You can''t help who you fall in love with.
But don''t string people you supposed to ''love'' along a path that leads to dead feelings...
Good luck

Reply to j
Posted by: miki | 2010/03/09

Anon

How did you fall in love with her is this even possible with men when they not getting sex? is it an emotional affair or what? what does she do to you that your wife cannot do esp if you have an open talk with wife and tell her what she is missing/lacking not doin anymore that made you stray in first place, why can couples just be open and tell eadch other what the problms are over a nice romantic dinner without fighting surely if your wife loves you she will listen to you and change and do all she can and that that she cannot do you owuld have to accept

Reply to miki
Posted by: m | 2010/03/09

You allowed yourself to stray, and now you must pay the price - your heartache.
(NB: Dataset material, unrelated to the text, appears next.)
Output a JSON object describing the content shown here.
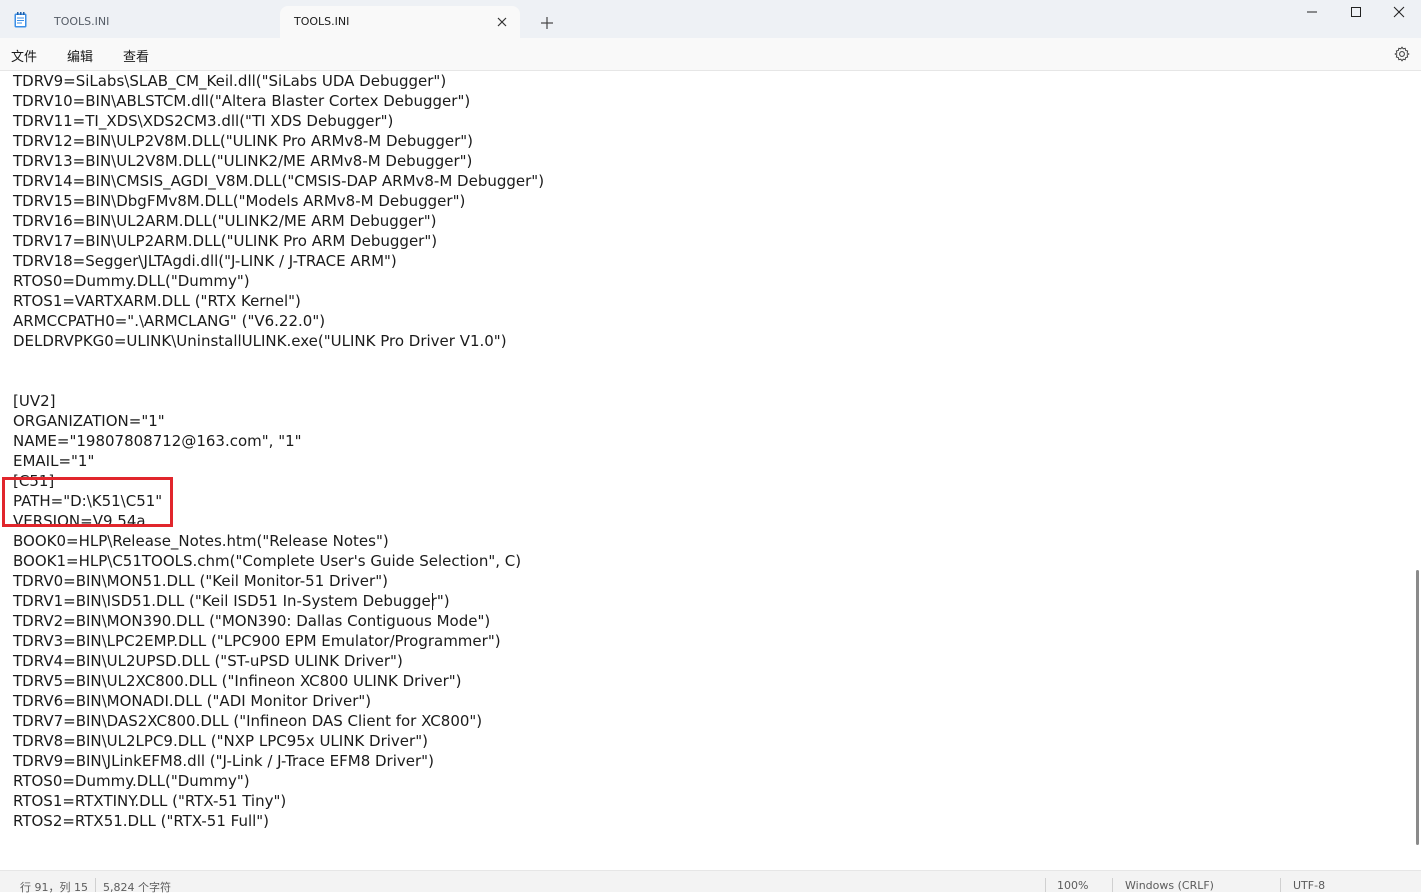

Repent, and in time you will be happy with your wife again, and you will be VERY sorry for what you have done.

You will also feel guilty for the rest of your life if you don''t tell your wife what you have done.

Reply to m
Posted by: aNON | 2010/03/09

she can be lucky she doesnt live in a muslim state. They have harsh treatment for adulturers.

Also she couldnt have strong morals because she is involved with a married man, so explain her ''strong morals'' to me again please?

If you have no respect for your wife anymore at least be honest with her and divorce her, she doesnt need a looser like you in her life.

Actually get a life!

Reply to aNON
Posted by: cybershrink | 2010/03/09

You are having an affair, with all the usual implications of that. Within the terms of her own religion, your Muslim amour should not have been meeting a married man at all, let alone kissing him ( and in a more fundamentalist community, should not have been meeting ANY man outside of her family without the family's knowledge, approval and an escort ). Part with her, for your sake, her sake, and that of your wife. Then get into mariage counselling to see what can be done to heal your mariage. Or admit to your wife that you have lost track of this marriage, and seek a divorce.